Table 2 Plant BAF subunits found by TPF1 and SHH2 IP-MS.

Discussion

SWI/SNF chromatin remodelers have been studied for decades in different model organisms and a wealth of information is available pertaining to their function, targets, and architecture2,39. Our systematic evolutionary approach here confirms the strong conservation of multiple subunits6,40. Crucially, our approach here also identifies unnoticed phylogenetic connections between some SWI/SNF subunits and identifies SMARCG as a conserved SWI/SNF subunit in plants. A possible explanation for previously missed links is that previous phylogenetic analyses were conducted using a limited number of metazoan, fungal, and plant protein sequences. With this limited dataset, large phylogenetic distances between species could complicate the identification of orthologous genes. Thus, our approach of concatenated searches in the proteomes of phylogenetically-related species is a powerful method to unravel previously hidden phylogenetic relationships across evolutionarily distant species.

Of all previously reported metazoan SWI/SNF subunits, we find only the BAF-specific subunit BCL1110 lacks homologs in other lineages, while orthologs for all other SWI/SNF subunits can be found in more distant lineages like fungi and plants. Indeed, our work reveals three phylogenetic relationships that change the evolutionary model of SWI/SNF complexes in eukaryotes: (i) the opistokhontan origin of SMARCE, (ii) the origin of SMARCF in a LECA instead of a last opisthokontan ancestor, and (iii) the origin of SMARCG subunits in a LECA instead of a metazoan ancestor.

Although the BAF57 subunit has been historically defined as an HMG-domain protein specific to Metazoa24, the presence of an NHRLI domain both in BAF57 and fungal Ssr4 subunits suggests a phylogenetic link and that both proteins have a common ancestor that gave rise to the SMARCE family in fungi and animals. In fact, two pieces of evidence support that the NHRLI domain is a reliable indicator of SMARCE conservation. First, two recent cryoEM studies of the mammalian BAF complex were able to resolve only the regions of BAF57 corresponding to the NHRLI domain and the rest of the flanking KLCC domain (amino acids 175–276)41 or the entire KLCC domain that partially overlaps the NHRLI domain (amino acids 220–298)42. These findings suggest a closer relationship between this protein region and other proteins in the complex. Second, the absence of the BAF57 HMG domain does not disrupt SWI/SNF complex chromatin remodeling function in vitro24, suggesting that other domains have a more prominent functional role. Curiously, it has been suggested that Snf6 may be the functional budding yeast counterpart to metazoan BAF5743. However, while we do not find homology between these two proteins, Phyre2-based protein fold prediction analyses of the NHRLI domain in S. pombe and G. prolifera Ssr4 suggest a similar structure to BAF57 and Snf6 proteins. We speculate the NHRLI domain of Snf6 has significantly diverged from Ssr4 and BAF57, despite all three proteins appearing to perform a similar structural role within the complex. Alternatively, Snf6 and BAF57/Ssr4 could have had different ancestral origins and undergone convergent evolution towards a similar function in the complex.
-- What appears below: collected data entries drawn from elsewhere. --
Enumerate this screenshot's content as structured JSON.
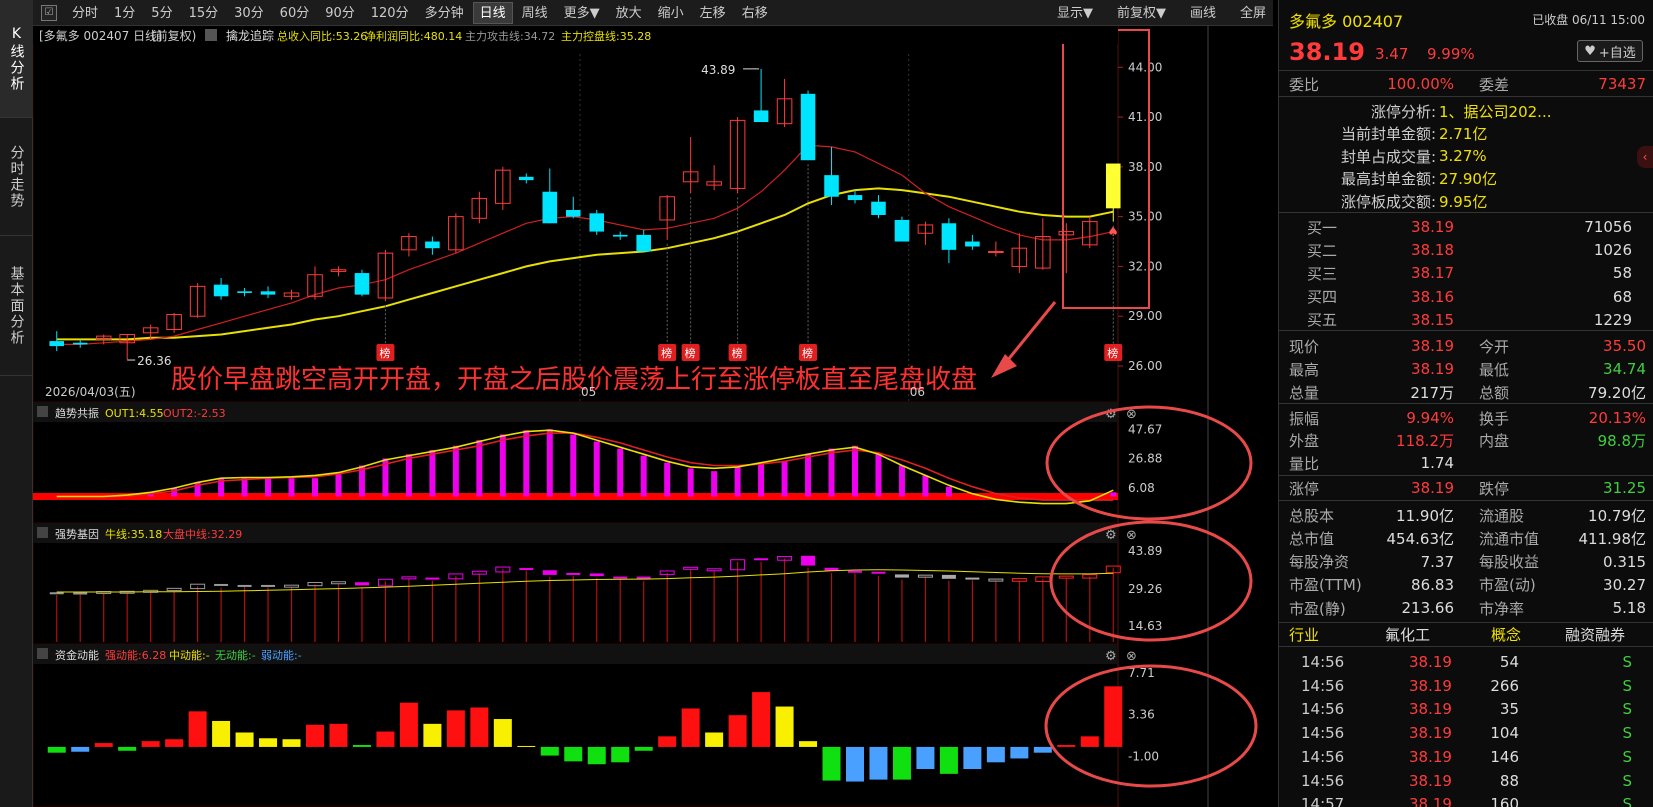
{
  "sidebar": {
    "tabs": [
      "K线分析",
      "分时走势",
      "基本面分析"
    ]
  },
  "toolbar": {
    "periods": [
      "分时",
      "1分",
      "5分",
      "15分",
      "30分",
      "60分",
      "90分",
      "120分",
      "多分钟",
      "日线",
      "周线",
      "更多▼",
      "放大",
      "缩小",
      "左移",
      "右移"
    ],
    "selected": "日线",
    "right_items": [
      "显示▼",
      "前复权▼",
      "画线",
      "全屏"
    ]
  },
  "main_panel": {
    "title": "[多氟多 002407 日线]",
    "adj": "(前复权)",
    "indicator_name": "擒龙追踪",
    "ind_values": [
      "总收入同比:53.26",
      "净利润同比:480.14",
      "主力攻击线:34.72",
      "主力控盘线:35.28"
    ],
    "y_ticks": [
      "44.00",
      "41.00",
      "38.00",
      "35.00",
      "32.00",
      "29.00",
      "26.00"
    ],
    "high_label": "43.89",
    "low_label": "26.36",
    "date_label": "2026/04/03(五)",
    "x_labels": [
      "05",
      "06"
    ],
    "bang_label": "榜",
    "annotation": "股价早盘跳空高开开盘，开盘之后股价震荡上行至涨停板直至尾盘收盘"
  },
  "sub1": {
    "name": "趋势共振",
    "out1": "OUT1:4.55",
    "out2": "OUT2:-2.53",
    "y_ticks": [
      "47.67",
      "26.88",
      "6.08"
    ]
  },
  "sub2": {
    "name": "强势基因",
    "v1": "牛线:35.18",
    "v2": "大盘中线:32.29",
    "y_ticks": [
      "43.89",
      "29.26",
      "14.63"
    ]
  },
  "sub3": {
    "name": "资金动能",
    "v1": "强动能:6.28",
    "v2": "中动能:-",
    "v3": "无动能:-",
    "v4": "弱动能:-",
    "y_ticks": [
      "7.71",
      "3.36",
      "-1.00"
    ]
  },
  "quote": {
    "name": "多氟多 002407",
    "status": "已收盘 06/11 15:00",
    "price": "38.19",
    "change": "3.47",
    "pct": "9.99%",
    "fav_button": "+自选",
    "weibi_label": "委比",
    "weibi": "100.00%",
    "weicha_label": "委差",
    "weicha": "73437",
    "limit_rows": [
      {
        "label": "涨停分析:",
        "value": "1、据公司202..."
      },
      {
        "label": "当前封单金额:",
        "value": "2.71亿"
      },
      {
        "label": "封单占成交量:",
        "value": "3.27%"
      },
      {
        "label": "最高封单金额:",
        "value": "27.90亿"
      },
      {
        "label": "涨停板成交额:",
        "value": "9.95亿"
      }
    ],
    "bids": [
      {
        "label": "买一",
        "price": "38.19",
        "vol": "71056"
      },
      {
        "label": "买二",
        "price": "38.18",
        "vol": "1026"
      },
      {
        "label": "买三",
        "price": "38.17",
        "vol": "58"
      },
      {
        "label": "买四",
        "price": "38.16",
        "vol": "68"
      },
      {
        "label": "买五",
        "price": "38.15",
        "vol": "1229"
      }
    ],
    "stats": [
      {
        "l1": "现价",
        "v1": "38.19",
        "l2": "今开",
        "v2": "35.50"
      },
      {
        "l1": "最高",
        "v1": "38.19",
        "l2": "最低",
        "v2": "34.74"
      },
      {
        "l1": "总量",
        "v1": "217万",
        "l2": "总额",
        "v2": "79.20亿"
      }
    ],
    "stats2": [
      {
        "l1": "振幅",
        "v1": "9.94%",
        "l2": "换手",
        "v2": "20.13%"
      },
      {
        "l1": "外盘",
        "v1": "118.2万",
        "l2": "内盘",
        "v2": "98.8万"
      },
      {
        "l1": "量比",
        "v1": "1.74",
        "l2": "",
        "v2": ""
      }
    ],
    "limits": {
      "l1": "涨停",
      "v1": "38.19",
      "l2": "跌停",
      "v2": "31.25"
    },
    "fundamentals": [
      {
        "l1": "总股本",
        "v1": "11.90亿",
        "l2": "流通股",
        "v2": "10.79亿"
      },
      {
        "l1": "总市值",
        "v1": "454.63亿",
        "l2": "流通市值",
        "v2": "411.98亿"
      },
      {
        "l1": "每股净资",
        "v1": "7.37",
        "l2": "每股收益",
        "v2": "0.315"
      },
      {
        "l1": "市盈(TTM)",
        "v1": "86.83",
        "l2": "市盈(动)",
        "v2": "30.27"
      },
      {
        "l1": "市盈(静)",
        "v1": "213.66",
        "l2": "市净率",
        "v2": "5.18"
      }
    ],
    "tags": [
      "行业",
      "氟化工",
      "概念",
      "融资融券"
    ],
    "ticks": [
      {
        "time": "14:56",
        "price": "38.19",
        "vol": "54",
        "side": "S"
      },
      {
        "time": "14:56",
        "price": "38.19",
        "vol": "266",
        "side": "S"
      },
      {
        "time": "14:56",
        "price": "38.19",
        "vol": "35",
        "side": "S"
      },
      {
        "time": "14:56",
        "price": "38.19",
        "vol": "104",
        "side": "S"
      },
      {
        "time": "14:56",
        "price": "38.19",
        "vol": "146",
        "side": "S"
      },
      {
        "time": "14:56",
        "price": "38.19",
        "vol": "88",
        "side": "S"
      },
      {
        "time": "14:57",
        "price": "38.19",
        "vol": "160",
        "side": "S"
      }
    ]
  },
  "chart_data": [
    {
      "type": "candlestick",
      "ylim": [
        26,
        44.8
      ],
      "ohlc": [
        [
          27.5,
          28.1,
          26.9,
          27.2
        ],
        [
          27.4,
          27.6,
          27.1,
          27.3
        ],
        [
          27.6,
          27.9,
          27.3,
          27.8
        ],
        [
          27.4,
          27.9,
          26.4,
          27.9
        ],
        [
          28.0,
          28.5,
          27.6,
          28.3
        ],
        [
          28.2,
          29.2,
          28.0,
          29.1
        ],
        [
          29.0,
          31.0,
          28.9,
          30.8
        ],
        [
          30.9,
          31.3,
          30.0,
          30.2
        ],
        [
          30.5,
          30.7,
          30.2,
          30.4
        ],
        [
          30.5,
          30.8,
          30.1,
          30.3
        ],
        [
          30.2,
          30.6,
          30.0,
          30.4
        ],
        [
          30.2,
          32.0,
          30.0,
          31.5
        ],
        [
          31.7,
          32.0,
          31.4,
          31.8
        ],
        [
          31.6,
          31.8,
          30.2,
          30.3
        ],
        [
          30.1,
          33.0,
          29.9,
          32.8
        ],
        [
          33.0,
          34.0,
          32.6,
          33.8
        ],
        [
          33.5,
          33.8,
          32.7,
          33.1
        ],
        [
          33.0,
          35.2,
          32.8,
          35.0
        ],
        [
          34.9,
          36.5,
          34.6,
          36.1
        ],
        [
          35.8,
          38.0,
          35.4,
          37.8
        ],
        [
          37.4,
          37.6,
          37.0,
          37.2
        ],
        [
          36.5,
          37.9,
          34.6,
          34.6
        ],
        [
          35.4,
          36.2,
          34.9,
          35.0
        ],
        [
          35.2,
          35.4,
          33.9,
          34.1
        ],
        [
          33.9,
          34.1,
          33.6,
          33.8
        ],
        [
          33.9,
          34.2,
          32.9,
          32.9
        ],
        [
          34.8,
          36.3,
          33.6,
          36.2
        ],
        [
          37.1,
          39.8,
          36.4,
          37.7
        ],
        [
          36.9,
          38.1,
          36.6,
          37.1
        ],
        [
          36.7,
          41.0,
          36.4,
          40.8
        ],
        [
          41.4,
          43.9,
          40.9,
          40.7
        ],
        [
          40.6,
          43.3,
          40.4,
          42.1
        ],
        [
          42.4,
          42.6,
          38.4,
          38.4
        ],
        [
          37.5,
          39.2,
          35.7,
          36.2
        ],
        [
          36.3,
          36.6,
          35.8,
          36.0
        ],
        [
          35.9,
          36.3,
          34.9,
          35.1
        ],
        [
          34.8,
          35.0,
          33.5,
          33.5
        ],
        [
          34.0,
          34.7,
          33.3,
          34.5
        ],
        [
          34.6,
          34.9,
          32.2,
          33.0
        ],
        [
          33.5,
          33.9,
          33.0,
          33.2
        ],
        [
          32.9,
          33.5,
          32.6,
          32.9
        ],
        [
          32.0,
          34.0,
          31.6,
          33.1
        ],
        [
          31.9,
          34.9,
          31.8,
          33.8
        ],
        [
          33.9,
          34.6,
          31.6,
          34.1
        ],
        [
          33.3,
          35.0,
          33.1,
          34.7
        ],
        [
          35.5,
          38.2,
          34.7,
          38.2
        ]
      ],
      "ma_short": [
        27.3,
        27.3,
        27.4,
        27.5,
        27.6,
        27.8,
        28.2,
        28.6,
        29.0,
        29.4,
        29.8,
        30.3,
        30.7,
        30.9,
        31.2,
        31.8,
        32.3,
        32.8,
        33.4,
        34.0,
        34.6,
        34.9,
        35.0,
        34.8,
        34.5,
        34.2,
        34.3,
        34.6,
        34.9,
        35.5,
        36.5,
        37.8,
        39.3,
        39.2,
        38.9,
        38.2,
        37.5,
        36.4,
        35.6,
        35.0,
        34.4,
        33.9,
        33.6,
        33.6,
        33.8,
        34.1
      ],
      "ma_long": [
        27.6,
        27.6,
        27.6,
        27.6,
        27.7,
        27.7,
        27.8,
        27.9,
        28.1,
        28.3,
        28.5,
        28.8,
        29.0,
        29.3,
        29.6,
        30.0,
        30.4,
        30.8,
        31.2,
        31.6,
        32.0,
        32.3,
        32.5,
        32.7,
        32.8,
        32.9,
        33.1,
        33.4,
        33.7,
        34.1,
        34.6,
        35.1,
        35.8,
        36.3,
        36.6,
        36.7,
        36.6,
        36.4,
        36.2,
        35.9,
        35.6,
        35.3,
        35.1,
        35.0,
        35.0,
        35.3
      ],
      "bang_positions": [
        14,
        26,
        27,
        29,
        32,
        45
      ]
    },
    {
      "type": "bar",
      "name": "趋势共振",
      "ylim": [
        -2,
        50
      ],
      "values": [
        0,
        0,
        0,
        0,
        3,
        6,
        10,
        13,
        13,
        13,
        13,
        13,
        16,
        22,
        27,
        30,
        33,
        36,
        40,
        44,
        47,
        47.7,
        44,
        39,
        34,
        29,
        24,
        20,
        18,
        21,
        24,
        25,
        30,
        34,
        36,
        30,
        22,
        15,
        7,
        0,
        0,
        0,
        0,
        0,
        0,
        3
      ],
      "line1": [
        0,
        0,
        0,
        1,
        3,
        6,
        10,
        13,
        13.5,
        13.5,
        14,
        15,
        17,
        21,
        26,
        29,
        32,
        35,
        39,
        43,
        46,
        47,
        45,
        40,
        35,
        30,
        25,
        21,
        20,
        21,
        24,
        27,
        30,
        33,
        35,
        30,
        22,
        15,
        8,
        2,
        -2,
        -4,
        -5,
        -5,
        -3,
        4.5
      ],
      "line2": [
        0,
        0,
        0,
        0,
        2,
        4,
        8,
        11,
        12,
        13,
        13.5,
        14,
        16,
        19,
        23,
        27,
        30,
        33,
        36,
        40,
        43,
        45,
        45,
        42,
        38,
        33,
        28,
        24,
        22,
        22,
        23,
        25,
        28,
        31,
        33,
        31,
        26,
        20,
        13,
        7,
        2,
        -1,
        -2.5,
        -2.5,
        -2.5,
        -2.5
      ]
    },
    {
      "type": "bar",
      "name": "资金动能",
      "ylim": [
        -5,
        8
      ],
      "values": [
        -0.6,
        -0.5,
        0.4,
        -0.4,
        0.6,
        0.8,
        3.7,
        2.7,
        1.5,
        0.9,
        0.8,
        2.3,
        2.4,
        0.2,
        1.6,
        4.6,
        2.4,
        3.8,
        4.1,
        2.9,
        0.1,
        -0.9,
        -1.5,
        -1.8,
        -1.6,
        -0.4,
        1.1,
        4.0,
        1.5,
        3.3,
        5.7,
        4.2,
        0.6,
        -3.5,
        -3.6,
        -3.4,
        -3.4,
        -2.3,
        -2.8,
        -2.3,
        -1.6,
        -1.2,
        -0.6,
        0.2,
        1.1,
        6.3
      ],
      "colors": [
        "g",
        "b",
        "r",
        "g",
        "r",
        "r",
        "r",
        "y",
        "y",
        "y",
        "y",
        "r",
        "r",
        "g",
        "r",
        "r",
        "y",
        "r",
        "r",
        "y",
        "y",
        "g",
        "g",
        "g",
        "g",
        "g",
        "r",
        "r",
        "y",
        "r",
        "r",
        "y",
        "y",
        "g",
        "b",
        "b",
        "g",
        "b",
        "g",
        "b",
        "b",
        "b",
        "b",
        "r",
        "r",
        "r"
      ]
    }
  ]
}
The common origin of the plant LFR protein and the signature SMARCF subunits Swi1/ARID1 and Rsc9/ARID2 in yeast and animals is supported by our phylogenetic analysis of the ARM domain. Our findings are consistent with the previously described and prominent role the ARM domain plays in the architecture of fungal and animal SWI/SNF complexes41,44. Our findings of a single SMARCF protein in plants also confirm the classical SWI/SNF-BAF and RSC-PBAF subclasses of SWI/SNF complexes are likely only present in opisthokonts. Moreover, as plants lack the PBAF/RSC signature SMARCH subunits PBRM1, Rsc1, Rsc2, and Rsc4, we hypothesize PBAF derived from an ancestral “BAF” complex only in the opisthokontan lineage40 (Fig. 4).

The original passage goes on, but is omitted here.